A group of students last month began occupying the office of Jodi Kelly, dean of the school’s Matteo Ricci College. On Wednesday, the sit-in’s 22nd day, she was placed on administrative leave.
Seattle University’s interim provost has placed Jodi Kelly, dean of the school’s Matteo Ricci College, on administrative leave amid a student protest over the college’s culture and curriculum.
The college’s chaplain and co-founder, John Foster, also was placed on leave.
In an email to the college’s community, Interim Provost Bob Dullea said Kelly will remain on leave pending the outcome of complaints filed in the school’s Office of Institutional Equity and a “broader review of issues” regarding her position. No details were available.
“I have taken this action because I believe, based on information that has come forward over the past several weeks, that successful operations of the college at this time require that she step away from day-to-day management and oversight,” Dullea wrote in the email.
Kelly could not immediately be reached for comment.
Seattle University spokesman Dean Forbes said he had no further details about the reason for placing Foster on leave. Earlier this week, student newspaper The Spectator reported that a recording device belonging to Foster was left in the office occupied by students. Students said they were worried their private conversations were secretly being recorded, which would be a violation of state law.
Students last month began occupying a part of Kelly’s office, calling for her resignation and changes to the college’s curriculum, which they say focuses too narrowly on Western ideas and history.

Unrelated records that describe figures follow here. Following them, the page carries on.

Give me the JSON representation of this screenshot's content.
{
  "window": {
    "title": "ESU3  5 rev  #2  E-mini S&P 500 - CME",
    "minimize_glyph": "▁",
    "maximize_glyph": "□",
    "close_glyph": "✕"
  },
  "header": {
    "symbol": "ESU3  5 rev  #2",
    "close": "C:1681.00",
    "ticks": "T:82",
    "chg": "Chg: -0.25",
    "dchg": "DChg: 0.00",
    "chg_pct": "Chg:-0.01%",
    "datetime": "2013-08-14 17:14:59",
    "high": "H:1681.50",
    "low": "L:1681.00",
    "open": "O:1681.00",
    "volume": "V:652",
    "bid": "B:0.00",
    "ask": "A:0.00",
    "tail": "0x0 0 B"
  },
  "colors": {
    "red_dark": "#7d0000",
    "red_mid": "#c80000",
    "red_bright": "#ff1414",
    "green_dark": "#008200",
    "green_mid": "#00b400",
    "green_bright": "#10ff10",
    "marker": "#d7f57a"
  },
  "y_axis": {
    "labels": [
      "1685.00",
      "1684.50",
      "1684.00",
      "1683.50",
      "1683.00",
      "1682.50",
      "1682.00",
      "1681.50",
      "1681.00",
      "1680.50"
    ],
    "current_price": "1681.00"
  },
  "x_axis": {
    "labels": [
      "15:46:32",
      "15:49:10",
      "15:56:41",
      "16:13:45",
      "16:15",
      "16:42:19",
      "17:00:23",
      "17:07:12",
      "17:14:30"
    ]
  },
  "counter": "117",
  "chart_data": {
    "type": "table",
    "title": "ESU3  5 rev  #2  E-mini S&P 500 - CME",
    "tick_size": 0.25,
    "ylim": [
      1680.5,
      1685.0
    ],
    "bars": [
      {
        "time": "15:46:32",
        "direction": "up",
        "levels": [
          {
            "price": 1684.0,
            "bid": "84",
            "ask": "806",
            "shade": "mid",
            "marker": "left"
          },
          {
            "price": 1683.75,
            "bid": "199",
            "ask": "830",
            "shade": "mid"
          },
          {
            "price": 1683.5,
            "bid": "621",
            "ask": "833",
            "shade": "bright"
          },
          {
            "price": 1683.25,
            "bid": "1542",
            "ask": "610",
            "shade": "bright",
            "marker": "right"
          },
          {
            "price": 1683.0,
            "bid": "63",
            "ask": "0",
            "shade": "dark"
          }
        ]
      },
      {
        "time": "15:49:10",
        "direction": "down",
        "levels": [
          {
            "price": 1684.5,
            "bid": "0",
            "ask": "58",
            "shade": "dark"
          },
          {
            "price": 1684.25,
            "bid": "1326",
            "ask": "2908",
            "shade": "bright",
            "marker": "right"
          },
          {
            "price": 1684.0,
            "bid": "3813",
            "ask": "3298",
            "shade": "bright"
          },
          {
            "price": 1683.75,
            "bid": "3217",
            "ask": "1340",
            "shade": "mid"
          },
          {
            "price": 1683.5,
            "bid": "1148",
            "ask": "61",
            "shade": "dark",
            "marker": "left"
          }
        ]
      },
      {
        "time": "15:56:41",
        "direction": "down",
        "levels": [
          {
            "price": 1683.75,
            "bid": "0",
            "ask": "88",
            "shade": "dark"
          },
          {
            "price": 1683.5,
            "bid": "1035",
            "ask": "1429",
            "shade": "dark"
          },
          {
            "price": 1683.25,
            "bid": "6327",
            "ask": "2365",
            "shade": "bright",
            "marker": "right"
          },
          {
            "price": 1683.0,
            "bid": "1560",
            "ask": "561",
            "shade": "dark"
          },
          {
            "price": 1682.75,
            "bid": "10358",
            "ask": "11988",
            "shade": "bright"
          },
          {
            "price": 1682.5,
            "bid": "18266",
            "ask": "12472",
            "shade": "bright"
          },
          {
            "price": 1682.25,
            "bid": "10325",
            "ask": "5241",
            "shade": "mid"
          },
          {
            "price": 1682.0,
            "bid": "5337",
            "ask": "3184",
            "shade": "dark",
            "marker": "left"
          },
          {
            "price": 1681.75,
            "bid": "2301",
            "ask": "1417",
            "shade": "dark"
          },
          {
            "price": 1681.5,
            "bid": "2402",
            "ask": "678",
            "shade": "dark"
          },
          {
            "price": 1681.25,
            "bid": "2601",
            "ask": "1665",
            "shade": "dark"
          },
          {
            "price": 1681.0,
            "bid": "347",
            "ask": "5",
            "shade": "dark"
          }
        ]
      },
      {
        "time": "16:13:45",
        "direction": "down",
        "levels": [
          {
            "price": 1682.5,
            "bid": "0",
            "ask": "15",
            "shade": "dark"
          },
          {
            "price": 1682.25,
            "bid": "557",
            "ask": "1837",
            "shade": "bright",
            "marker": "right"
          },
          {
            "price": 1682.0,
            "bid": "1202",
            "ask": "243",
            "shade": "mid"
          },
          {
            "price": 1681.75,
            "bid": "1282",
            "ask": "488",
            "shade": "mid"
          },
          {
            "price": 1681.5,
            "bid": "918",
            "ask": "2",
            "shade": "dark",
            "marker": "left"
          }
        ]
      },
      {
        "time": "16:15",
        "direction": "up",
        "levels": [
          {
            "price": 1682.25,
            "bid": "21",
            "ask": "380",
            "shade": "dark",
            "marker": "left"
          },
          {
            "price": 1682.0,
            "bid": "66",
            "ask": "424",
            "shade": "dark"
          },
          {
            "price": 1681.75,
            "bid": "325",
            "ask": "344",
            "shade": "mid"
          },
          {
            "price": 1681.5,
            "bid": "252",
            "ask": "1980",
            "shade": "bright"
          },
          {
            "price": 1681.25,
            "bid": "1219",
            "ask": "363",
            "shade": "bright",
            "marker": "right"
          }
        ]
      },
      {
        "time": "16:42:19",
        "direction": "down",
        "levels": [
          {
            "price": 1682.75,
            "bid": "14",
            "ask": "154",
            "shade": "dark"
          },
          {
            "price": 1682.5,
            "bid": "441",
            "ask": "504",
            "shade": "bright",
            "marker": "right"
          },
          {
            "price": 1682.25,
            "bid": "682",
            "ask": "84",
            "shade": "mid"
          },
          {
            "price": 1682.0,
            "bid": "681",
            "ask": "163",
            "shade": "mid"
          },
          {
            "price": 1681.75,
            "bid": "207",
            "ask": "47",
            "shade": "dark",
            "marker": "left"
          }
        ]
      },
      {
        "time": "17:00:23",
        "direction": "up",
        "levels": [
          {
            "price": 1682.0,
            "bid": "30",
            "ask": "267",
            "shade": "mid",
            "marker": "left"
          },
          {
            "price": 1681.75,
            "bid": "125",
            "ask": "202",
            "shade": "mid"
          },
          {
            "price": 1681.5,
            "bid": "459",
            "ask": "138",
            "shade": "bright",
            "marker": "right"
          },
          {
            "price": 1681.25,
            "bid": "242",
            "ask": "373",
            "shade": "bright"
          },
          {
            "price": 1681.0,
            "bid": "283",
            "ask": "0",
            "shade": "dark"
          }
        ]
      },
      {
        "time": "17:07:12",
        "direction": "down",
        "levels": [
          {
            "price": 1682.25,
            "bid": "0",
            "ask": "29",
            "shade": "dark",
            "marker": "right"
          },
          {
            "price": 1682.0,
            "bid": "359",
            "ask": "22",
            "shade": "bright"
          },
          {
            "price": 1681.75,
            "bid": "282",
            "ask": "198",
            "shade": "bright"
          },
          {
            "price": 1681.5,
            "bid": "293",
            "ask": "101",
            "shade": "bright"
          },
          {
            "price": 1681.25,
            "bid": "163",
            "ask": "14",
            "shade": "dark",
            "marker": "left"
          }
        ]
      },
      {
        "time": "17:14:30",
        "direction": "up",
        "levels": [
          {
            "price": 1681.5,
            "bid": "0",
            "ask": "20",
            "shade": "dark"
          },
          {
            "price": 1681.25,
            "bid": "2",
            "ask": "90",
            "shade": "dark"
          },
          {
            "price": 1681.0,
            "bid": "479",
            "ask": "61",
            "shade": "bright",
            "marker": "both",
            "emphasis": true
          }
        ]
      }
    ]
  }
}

They say the university — which listed undergraduate enrollment as 4,712 in fall 2015 — offers a broad range of classes that address social-justice issues, gender differences, poverty and mass incarceration — but they’re not learning about any of those things in Matteo Ricci, a small, 194-student college that teaches the humanities. Nearly 1,300 people have signed a lengthy petition online in support of the demands.
In a letter to the university’s community, Seattle University President Stephen Sundborg said Wednesday the administration shares the students’ concerns over culture and curriculum and that the university is working to address them. The provost’s office will release specifics on earlier proposals later this week, he said.

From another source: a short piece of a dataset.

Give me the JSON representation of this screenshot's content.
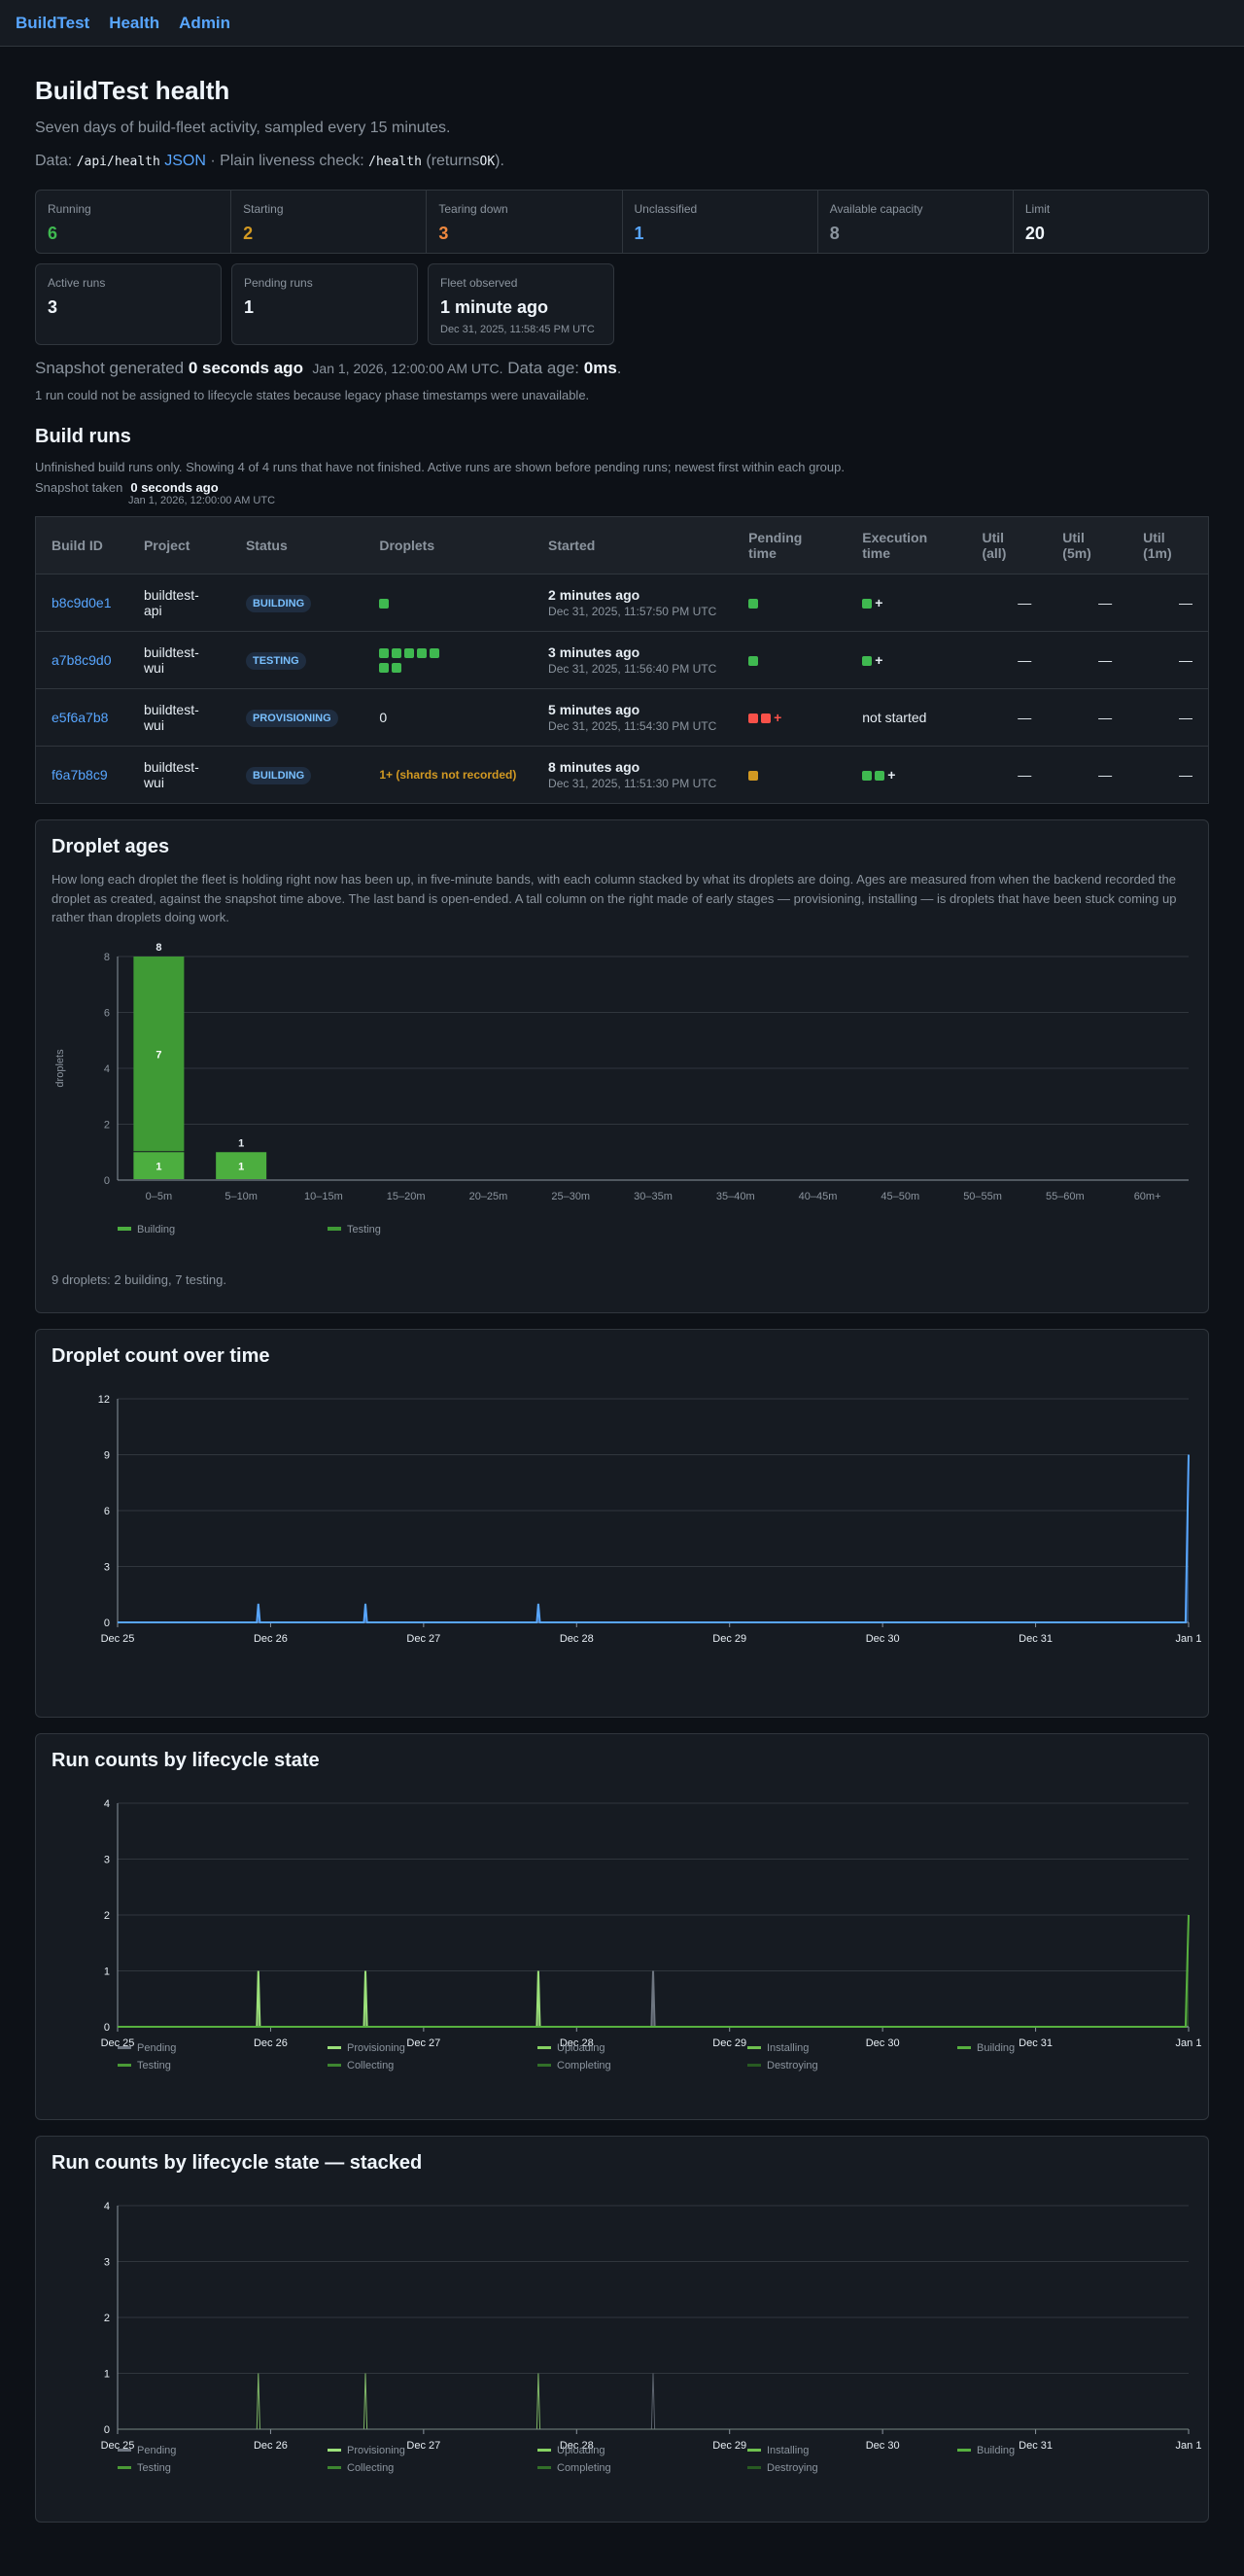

The president added that he supports Dullea’s decision to place Kelly on administrative leave. She was appointed to the position in 2012.
An alumnus of the college has been circulating a petition on change.org in defense of her.
On Wednesday morning, the sit-in’s 22nd day, Dullea announced the news of Kelly’s leave to a group of about 10 students protesting at the office, said Shandra Benito, a spokeswoman for the group calling itself the MRC Student Coalition.
“We believe this was a win for our organization efforts,” she said, though she added that group members have further questions for the administration about Kelly’s leave.
Dullea is in the process of appointing an acting dean to take over Kelly’s duties, according to his email.